When all seems too gloomy to endure, I take myself up to the British Camp in the Malverns, there among the windblown tufts and Iron Age ditches. With the rain lashing and my trousers flap-flapping like two Spithead flags, I lean on the gale and claim my birthright: to hum hymns of England and think of our forefathers.
The Camp, by legend the fort of gallant Caractacus, is this kingdom’s greatest hill. At 1,110 feet it is not the tallest. It is not the broadest, sharpest, steepest or most remote. But from that ridged summit (a wedding cake, say some, though from boyhood I’ve thought of it as an enormous nipple) you can see far into the three-choir counties: Gloucester, Worcester and Hereford. Hymnshire.
At Christmas we go all gooey over carols. An annual blast of ‘Hark the Herald’ is enjoyed even by Scroogey secularists. But church music in other seasons is just as good. Hymns are a buttress against ignorance. They are (as the Arts Council might say) accessible. It is time our politicians and institutions, not least the BBC, rediscovered them.
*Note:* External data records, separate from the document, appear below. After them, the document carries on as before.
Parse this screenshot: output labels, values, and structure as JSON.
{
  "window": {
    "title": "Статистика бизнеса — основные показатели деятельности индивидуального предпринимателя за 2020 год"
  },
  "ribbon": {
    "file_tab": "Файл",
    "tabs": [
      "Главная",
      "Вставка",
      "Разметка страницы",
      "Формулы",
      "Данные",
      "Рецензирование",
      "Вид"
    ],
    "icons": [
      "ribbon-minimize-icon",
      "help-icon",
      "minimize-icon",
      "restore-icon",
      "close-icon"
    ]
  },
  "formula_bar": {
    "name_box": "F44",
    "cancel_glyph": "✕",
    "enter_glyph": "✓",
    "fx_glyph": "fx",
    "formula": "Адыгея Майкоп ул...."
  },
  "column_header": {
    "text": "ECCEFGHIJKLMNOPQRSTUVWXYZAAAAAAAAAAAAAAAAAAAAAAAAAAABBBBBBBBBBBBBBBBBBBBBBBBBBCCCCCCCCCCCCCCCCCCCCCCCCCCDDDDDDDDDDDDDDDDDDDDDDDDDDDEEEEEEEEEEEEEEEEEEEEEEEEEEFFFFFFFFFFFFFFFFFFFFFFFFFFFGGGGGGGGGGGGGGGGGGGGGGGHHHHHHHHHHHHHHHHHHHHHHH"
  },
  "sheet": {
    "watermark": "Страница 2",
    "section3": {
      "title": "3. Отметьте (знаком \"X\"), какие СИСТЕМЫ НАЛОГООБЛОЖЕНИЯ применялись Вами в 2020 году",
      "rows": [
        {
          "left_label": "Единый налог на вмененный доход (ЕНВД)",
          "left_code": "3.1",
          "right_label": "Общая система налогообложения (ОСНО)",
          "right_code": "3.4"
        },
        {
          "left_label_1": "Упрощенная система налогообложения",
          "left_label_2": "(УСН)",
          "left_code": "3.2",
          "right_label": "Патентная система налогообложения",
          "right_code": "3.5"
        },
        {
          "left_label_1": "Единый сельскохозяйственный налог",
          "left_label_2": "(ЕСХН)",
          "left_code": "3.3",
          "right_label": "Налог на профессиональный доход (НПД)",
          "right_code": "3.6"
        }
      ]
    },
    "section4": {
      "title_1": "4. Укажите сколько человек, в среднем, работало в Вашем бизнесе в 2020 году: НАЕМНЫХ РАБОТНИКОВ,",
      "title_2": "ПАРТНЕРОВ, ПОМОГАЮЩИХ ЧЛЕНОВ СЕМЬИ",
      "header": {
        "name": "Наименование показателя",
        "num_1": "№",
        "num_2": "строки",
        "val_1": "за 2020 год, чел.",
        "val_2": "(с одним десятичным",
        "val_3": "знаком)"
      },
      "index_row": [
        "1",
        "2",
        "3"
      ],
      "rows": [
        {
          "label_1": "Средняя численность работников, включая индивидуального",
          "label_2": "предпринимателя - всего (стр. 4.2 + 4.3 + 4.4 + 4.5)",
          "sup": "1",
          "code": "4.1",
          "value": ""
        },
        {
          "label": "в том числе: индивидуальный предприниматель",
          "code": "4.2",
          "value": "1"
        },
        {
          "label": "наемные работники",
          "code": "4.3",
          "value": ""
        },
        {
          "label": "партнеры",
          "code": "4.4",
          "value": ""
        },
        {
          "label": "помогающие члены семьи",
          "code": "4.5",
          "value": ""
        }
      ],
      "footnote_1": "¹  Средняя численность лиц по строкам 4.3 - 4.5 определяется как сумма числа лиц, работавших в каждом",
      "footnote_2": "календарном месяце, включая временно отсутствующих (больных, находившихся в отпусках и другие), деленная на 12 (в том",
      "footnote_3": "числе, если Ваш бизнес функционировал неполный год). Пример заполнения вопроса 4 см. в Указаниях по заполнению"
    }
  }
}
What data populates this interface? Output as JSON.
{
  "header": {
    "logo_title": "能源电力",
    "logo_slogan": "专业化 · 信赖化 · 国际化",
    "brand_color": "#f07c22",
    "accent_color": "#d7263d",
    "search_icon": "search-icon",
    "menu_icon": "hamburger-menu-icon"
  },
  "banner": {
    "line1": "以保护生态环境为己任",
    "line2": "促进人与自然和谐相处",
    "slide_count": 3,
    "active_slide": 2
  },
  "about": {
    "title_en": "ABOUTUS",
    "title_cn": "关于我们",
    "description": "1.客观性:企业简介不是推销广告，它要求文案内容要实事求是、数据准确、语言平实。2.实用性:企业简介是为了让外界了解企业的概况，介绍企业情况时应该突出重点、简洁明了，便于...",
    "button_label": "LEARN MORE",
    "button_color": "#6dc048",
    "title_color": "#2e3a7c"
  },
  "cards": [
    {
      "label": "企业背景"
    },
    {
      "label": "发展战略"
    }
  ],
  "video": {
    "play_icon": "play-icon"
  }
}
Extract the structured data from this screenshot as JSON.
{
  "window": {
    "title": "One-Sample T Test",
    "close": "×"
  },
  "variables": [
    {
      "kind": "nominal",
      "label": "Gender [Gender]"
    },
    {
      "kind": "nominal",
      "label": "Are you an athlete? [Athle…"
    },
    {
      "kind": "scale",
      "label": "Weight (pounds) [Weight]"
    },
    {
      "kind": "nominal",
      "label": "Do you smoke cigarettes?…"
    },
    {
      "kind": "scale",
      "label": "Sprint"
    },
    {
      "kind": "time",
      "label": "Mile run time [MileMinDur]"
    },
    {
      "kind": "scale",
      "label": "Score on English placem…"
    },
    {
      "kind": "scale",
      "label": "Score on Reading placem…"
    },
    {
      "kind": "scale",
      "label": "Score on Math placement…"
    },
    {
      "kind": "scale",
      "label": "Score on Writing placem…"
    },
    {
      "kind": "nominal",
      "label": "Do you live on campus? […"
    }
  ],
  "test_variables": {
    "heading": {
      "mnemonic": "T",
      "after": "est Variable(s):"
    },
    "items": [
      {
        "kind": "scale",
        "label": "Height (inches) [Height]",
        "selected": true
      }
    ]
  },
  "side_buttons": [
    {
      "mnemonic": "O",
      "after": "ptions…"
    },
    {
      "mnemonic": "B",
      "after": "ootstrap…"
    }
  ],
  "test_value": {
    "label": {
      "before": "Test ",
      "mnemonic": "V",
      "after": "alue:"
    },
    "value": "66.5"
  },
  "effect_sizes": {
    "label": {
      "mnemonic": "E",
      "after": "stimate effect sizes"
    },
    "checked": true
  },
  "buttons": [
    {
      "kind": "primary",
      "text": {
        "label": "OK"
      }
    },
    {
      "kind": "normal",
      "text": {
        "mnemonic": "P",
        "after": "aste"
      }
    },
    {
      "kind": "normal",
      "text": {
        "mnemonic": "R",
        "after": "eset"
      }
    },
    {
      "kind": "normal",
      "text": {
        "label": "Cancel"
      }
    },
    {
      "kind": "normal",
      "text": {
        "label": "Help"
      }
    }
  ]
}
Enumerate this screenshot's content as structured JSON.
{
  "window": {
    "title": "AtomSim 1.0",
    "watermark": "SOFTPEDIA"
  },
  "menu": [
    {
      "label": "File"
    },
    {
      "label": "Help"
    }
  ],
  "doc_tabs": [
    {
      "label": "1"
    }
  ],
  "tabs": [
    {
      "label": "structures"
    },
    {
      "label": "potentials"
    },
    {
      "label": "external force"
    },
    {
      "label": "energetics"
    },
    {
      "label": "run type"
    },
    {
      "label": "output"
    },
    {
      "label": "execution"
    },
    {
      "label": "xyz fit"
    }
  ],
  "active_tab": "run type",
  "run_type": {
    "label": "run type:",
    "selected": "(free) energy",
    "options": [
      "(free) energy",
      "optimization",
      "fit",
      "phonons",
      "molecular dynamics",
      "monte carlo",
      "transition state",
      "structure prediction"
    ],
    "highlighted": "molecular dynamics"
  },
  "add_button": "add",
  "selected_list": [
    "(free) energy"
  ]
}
Hymns are the greatest expressions, in music and verse, of a certain type of Englishness. They pack giddying emotional force in taut metrical form, performed in sober public worship. Hymns are not self-absorbed. They do not collapse in a sobbing heap and moan that life is unfair. Hymns gave voice to this nation’s Christian sturdiness, its sense of mercy amid order. If teachers and BBC producers find that all a bit judgmental, let us try a different tack: hymns build a sense of community. They are our multi-denominational heritage. They can help children connect to poetry and music. There, is that less frightening?
The history of hymns has just been gazetted in a vast reference work, the Canterbury Dictionary of Hymnology, currently online but eventually to be placed between hard covers.